The new TiVo capabilities are another step in the direction of the long ballyhooed convergence between television and the Internet. Cable giant Comcast Corp. recently launched a Web site called Ziddio where it solicits homemade videos, with the intention of putting the most popular on its cable video-on-demand service for television subscribers. Apple Computer Inc. in the first quarter of next year plans to begin selling a product tentatively called iTV that plays movies, TV shows and other content downloaded from the Internet on television sets in living rooms.

TiVo CEO Tom Rogers comments on the new features allowing users to download content from the Web for TV playback.TiVo is seeking to make its product more Internet-savvy as its faces stiff competition from cable and satellite companies in the market for DVRs. TiVo has been steadily losing share in that market to its much larger rivals, but it believes it can stay relevant if it keeps a technological edge on competitors. Helping users tap the huge growth in Internet video is one way it hopes to do that.

TiVo executives say its users over time won't be able to tell whether video recorded on the device has come from conventional TV or off the Internet. "My kids don't know the difference between broadcast and cable channels," says Tom Rogers, chief executive of TiVo.

For now at least, the content available to TiVo users is much thinner than what they can get on the airwaves and cable. TiVo today plans to announce a new batch of partners including CBS Corp., Reuters Group PLC, Forbes magazine and others, which will make news and entertainment programs available for downloading onto TiVos. The partners join New York Times Co., National Basketball Association and a handful of others that joined the company's Internet video downloading service, dubbed TiVoCast, earlier this year. The service doesn't cost users a fee beyond the $12.95 a month that TiVo already charges most customers to get updated television listings and other features.

TiVo has developed software that will let users download video from sites like Google Video for playback on TiVo recorders, though they will first have to download it to their PCs for translation into a video format that is compatible with the devices. The company also has cut a deal with the talent and literary agency International Creative Management through which the agency's roster of actors and directors will recommend films, television shows and Internet videos that users can then easily record onto their devices. TiVo said it wasn't ready yet to announce the names of celebrities that will create "guru guides" for TiVo.

In addition, TiVo is opening up its devices to amateur videos through a relationship with One True Media Inc., an Internet start-up that operates a Web service designed to help users easily edit their raw footage into slick home movies. Starting early next year, users of One True Media, which charges customers $3.99 a month to share their videos with others over the Internet, will be able to create their own online channels to which TiVo members can subscribe.

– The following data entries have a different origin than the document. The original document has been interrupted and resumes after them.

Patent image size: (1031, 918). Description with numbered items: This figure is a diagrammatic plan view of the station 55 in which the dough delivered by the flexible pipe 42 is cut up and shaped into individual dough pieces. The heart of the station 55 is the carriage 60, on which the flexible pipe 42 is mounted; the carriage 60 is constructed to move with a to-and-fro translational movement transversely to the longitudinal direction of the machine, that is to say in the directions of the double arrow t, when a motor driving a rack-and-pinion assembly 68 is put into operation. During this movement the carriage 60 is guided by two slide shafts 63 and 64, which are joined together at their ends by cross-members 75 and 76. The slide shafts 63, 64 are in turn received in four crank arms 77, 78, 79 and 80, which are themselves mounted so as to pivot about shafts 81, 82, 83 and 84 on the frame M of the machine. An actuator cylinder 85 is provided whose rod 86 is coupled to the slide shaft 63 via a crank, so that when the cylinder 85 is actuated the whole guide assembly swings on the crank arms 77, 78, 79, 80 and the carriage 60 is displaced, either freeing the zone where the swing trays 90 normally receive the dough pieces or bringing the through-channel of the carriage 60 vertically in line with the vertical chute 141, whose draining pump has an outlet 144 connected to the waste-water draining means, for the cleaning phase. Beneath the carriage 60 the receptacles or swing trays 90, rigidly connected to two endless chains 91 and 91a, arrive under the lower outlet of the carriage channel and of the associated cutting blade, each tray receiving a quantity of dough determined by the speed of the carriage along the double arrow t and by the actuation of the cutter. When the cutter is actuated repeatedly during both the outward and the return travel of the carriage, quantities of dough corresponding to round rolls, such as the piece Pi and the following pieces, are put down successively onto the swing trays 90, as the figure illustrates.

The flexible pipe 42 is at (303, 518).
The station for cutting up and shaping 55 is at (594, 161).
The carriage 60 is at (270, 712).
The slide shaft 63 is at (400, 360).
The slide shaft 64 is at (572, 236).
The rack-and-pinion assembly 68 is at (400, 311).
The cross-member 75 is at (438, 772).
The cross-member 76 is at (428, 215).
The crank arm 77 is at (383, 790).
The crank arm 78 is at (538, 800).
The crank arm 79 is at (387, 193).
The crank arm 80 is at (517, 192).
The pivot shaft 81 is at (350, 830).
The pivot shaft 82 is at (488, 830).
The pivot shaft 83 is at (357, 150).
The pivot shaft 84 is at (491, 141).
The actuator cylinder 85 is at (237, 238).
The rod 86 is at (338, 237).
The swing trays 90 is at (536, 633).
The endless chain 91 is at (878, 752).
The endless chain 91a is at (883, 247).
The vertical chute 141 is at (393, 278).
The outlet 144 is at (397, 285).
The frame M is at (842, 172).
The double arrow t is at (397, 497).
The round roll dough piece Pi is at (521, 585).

Anytime the creator of the channel on One True Media adds another video, the clip will be sent over the Internet to all of the subscribers. Mark Moore, chief executive of One True Media, says most of the video shot by its subscribers is high-enough quality to look good on televisions. Televisions, Mr. Moore says, are getting "closer and closer to the Internet."

Still, some analysts doubt Internet video will end up being compelling enough to draw significant numbers of users away from conventional television in the near term. Brian Wieser, director of industry analysis at Magna Global, says conventional television viewing still dwarfs the amount of time people spend watching Web video, and is likely to continue doing so for years even with the growth in content online.